I’ve been roleplaying for 32 years – twice the length of the entire lifespan of many of the people who have beaten me in Magic: The Gathering. I’ve played in campaigns and delved into dungeons with my friends more times than I care to admit. I’ve also had some players who insist on being … difficult. The cleric feels like he is honor bound to the God of Death and today, his God is telling him its my fighter’s time to go. Or, some jerk magic-user wants to shoot magic missiles at the darkness.
Well, Munchkin is the way to get back. A simple card game that can be played in under an hour with three or more players, this wonder by Steve Jackson Games works in a co-op/competitive mode where early rounds have a lot of mutual support and at the end-game everyone is out for themselves.
The Basic Game
The Munchkin basic game comes with two decks of cards (Doors, and Treasures) a single six sided die, and a rules foldout. This can be picked up by absolute rookies in just a few minutes. Each player, in turn, equips treasure and plays events, culminating in kicking in a door to a mysterious room. The random monster or curse behind the door will need vanquished, which is a simple matter of exceeding the monster’s power with the hero’s strength (level + bonuses).
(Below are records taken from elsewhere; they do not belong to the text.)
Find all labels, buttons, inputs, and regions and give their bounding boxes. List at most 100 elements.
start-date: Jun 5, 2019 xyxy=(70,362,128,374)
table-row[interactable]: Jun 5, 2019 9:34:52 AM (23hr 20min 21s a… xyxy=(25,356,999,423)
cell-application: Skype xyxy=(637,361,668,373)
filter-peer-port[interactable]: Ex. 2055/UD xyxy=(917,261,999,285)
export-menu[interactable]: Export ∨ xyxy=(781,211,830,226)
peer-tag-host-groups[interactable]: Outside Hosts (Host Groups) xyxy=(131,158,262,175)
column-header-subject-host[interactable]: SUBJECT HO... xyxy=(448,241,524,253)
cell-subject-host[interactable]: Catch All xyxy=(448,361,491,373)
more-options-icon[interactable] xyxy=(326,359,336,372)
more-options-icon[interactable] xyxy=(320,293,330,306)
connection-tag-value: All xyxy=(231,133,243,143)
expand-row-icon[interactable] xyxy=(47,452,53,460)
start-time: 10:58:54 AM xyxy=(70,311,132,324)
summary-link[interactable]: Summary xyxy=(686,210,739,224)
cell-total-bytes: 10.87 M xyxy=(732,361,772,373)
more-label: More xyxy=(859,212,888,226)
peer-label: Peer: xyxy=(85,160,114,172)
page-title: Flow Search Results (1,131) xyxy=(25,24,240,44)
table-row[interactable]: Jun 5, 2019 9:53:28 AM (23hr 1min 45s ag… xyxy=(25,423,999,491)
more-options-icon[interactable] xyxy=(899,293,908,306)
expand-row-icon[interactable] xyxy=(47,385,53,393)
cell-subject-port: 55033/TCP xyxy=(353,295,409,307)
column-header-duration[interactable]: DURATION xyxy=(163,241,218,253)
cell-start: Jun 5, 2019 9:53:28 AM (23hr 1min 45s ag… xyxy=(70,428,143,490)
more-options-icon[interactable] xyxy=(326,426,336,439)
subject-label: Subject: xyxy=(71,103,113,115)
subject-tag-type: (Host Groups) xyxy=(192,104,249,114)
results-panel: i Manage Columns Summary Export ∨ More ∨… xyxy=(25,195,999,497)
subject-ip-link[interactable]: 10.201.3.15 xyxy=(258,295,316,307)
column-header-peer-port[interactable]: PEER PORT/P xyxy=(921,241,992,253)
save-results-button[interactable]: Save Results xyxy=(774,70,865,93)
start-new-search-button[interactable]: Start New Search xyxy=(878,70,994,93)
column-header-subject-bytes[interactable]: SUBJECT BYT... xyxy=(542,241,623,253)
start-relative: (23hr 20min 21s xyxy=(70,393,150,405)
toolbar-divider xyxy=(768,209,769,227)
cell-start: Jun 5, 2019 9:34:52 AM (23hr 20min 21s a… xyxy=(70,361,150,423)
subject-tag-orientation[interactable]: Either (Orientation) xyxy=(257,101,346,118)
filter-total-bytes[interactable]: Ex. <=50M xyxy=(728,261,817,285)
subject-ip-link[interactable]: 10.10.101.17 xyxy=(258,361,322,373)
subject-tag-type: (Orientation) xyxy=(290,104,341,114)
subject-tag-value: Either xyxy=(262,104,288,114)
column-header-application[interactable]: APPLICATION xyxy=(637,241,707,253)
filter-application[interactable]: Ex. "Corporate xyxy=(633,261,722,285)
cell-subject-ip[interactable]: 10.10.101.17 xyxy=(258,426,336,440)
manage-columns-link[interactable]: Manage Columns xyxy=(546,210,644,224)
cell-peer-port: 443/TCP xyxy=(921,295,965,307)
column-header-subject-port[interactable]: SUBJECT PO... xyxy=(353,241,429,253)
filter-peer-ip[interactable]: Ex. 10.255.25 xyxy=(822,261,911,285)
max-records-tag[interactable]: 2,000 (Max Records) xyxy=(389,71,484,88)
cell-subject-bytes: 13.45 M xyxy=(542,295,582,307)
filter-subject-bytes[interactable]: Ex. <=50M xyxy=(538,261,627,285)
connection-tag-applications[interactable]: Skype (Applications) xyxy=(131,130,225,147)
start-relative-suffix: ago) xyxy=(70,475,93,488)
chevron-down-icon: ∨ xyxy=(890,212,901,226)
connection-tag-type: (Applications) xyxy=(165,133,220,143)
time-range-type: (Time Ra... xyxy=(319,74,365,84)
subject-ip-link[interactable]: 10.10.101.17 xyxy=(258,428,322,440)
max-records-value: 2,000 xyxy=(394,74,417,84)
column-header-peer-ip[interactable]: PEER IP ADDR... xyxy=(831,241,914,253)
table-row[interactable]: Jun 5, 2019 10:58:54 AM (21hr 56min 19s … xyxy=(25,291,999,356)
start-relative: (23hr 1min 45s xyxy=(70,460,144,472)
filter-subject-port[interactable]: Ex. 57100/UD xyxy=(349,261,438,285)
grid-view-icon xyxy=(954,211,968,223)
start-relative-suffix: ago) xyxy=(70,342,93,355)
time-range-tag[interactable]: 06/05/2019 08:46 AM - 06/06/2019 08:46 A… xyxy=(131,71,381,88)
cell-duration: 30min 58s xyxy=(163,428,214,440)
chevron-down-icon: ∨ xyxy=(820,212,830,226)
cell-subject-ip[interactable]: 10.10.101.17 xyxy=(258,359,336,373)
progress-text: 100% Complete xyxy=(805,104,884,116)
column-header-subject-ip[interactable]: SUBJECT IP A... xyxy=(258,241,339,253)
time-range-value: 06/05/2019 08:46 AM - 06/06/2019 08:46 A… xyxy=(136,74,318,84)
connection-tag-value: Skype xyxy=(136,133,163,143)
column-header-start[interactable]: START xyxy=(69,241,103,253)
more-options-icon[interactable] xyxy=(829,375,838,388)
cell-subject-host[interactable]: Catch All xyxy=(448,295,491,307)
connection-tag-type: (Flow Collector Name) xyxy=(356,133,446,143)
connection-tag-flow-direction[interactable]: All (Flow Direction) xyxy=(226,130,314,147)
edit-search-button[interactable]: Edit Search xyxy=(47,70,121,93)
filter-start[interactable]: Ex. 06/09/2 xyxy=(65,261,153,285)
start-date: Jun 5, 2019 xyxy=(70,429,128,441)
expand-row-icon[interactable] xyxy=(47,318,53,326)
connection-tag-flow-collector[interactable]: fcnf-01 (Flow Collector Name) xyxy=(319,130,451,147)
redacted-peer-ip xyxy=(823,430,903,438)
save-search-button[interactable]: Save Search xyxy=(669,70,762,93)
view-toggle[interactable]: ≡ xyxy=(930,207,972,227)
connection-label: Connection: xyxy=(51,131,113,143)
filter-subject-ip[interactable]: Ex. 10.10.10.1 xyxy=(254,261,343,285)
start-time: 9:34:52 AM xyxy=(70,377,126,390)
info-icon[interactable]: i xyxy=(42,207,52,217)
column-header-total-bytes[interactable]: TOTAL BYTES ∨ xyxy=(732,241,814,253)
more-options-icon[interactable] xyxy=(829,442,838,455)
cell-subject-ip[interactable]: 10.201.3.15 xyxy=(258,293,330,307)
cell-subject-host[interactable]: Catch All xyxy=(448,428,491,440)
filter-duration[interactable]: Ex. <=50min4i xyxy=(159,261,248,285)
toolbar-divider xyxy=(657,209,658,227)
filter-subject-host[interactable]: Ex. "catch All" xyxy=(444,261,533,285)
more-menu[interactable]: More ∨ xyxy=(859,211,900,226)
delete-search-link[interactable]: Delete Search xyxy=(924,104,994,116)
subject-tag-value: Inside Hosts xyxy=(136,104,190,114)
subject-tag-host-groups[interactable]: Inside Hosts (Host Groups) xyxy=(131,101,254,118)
Friends may help … either side. The single six-sided die is used sparingly, there is little chance involved, just luck of the draw and strategy.
The game is quick, first to level 10 wins, and since everyone can see how close each player is to ultimate victory, friends turn on you fast, everyone trying to undermine the other.
There are multiple starter sets. The basic Munchkin plays in a traditional Dungeons & Dragons, with a humorous twist (the Broad Sword, for instance, can only be wielded by females). There is Star Munchkin, for alien-hunting action, Munchkin Bites!, which parodies the “teenage vampire OMG” fad (personally, I’m Team Guy-Who-Almost-Hit-Bella-With-A-Van), Munchkin Fu for martial arts mayhem, Super Munchkin, Munchkin Impossible, Munchkin Cthulhu, and many, many more.
The great part of the series is that all of the sets play together. Want Vampires in Space – mix Bites and Star Munchkin. Kung-fu Pirates, no worries. Or a massive free-for all with as many sets as you wish. The cards are color-coded so after the game is over you can get them back together if you wish. Personally, I have a Munchkin Conan the Barbarian set mixed with my first basic Munchkin set as standard mix.
There are also booster packs that add new cards, some based on famous geek franchises like The Guild, others to add more … just more.
This is almost a joke. The rules aren’t more than 8 pages in total, much of which is examples. Place a card near your side and its on your character. Keep in your hand stuff to help you or hurt your opponents, bust out Level Up cards at the last minute and kill that final monster to take the game. I’ve marked this lower than the other categories due to the fact they are so … lacking. There are times when improvisation is necessary to keep the game going.
Munchkin is a fast and fun game that can be played with a lot of people and have a genuinely fun time, as long as you don’t take it too seriously. At $25-$30 for a starting price, it can’t be beaten for the money, either. I keep a version in my car and one out at the campsite for pick-up fun.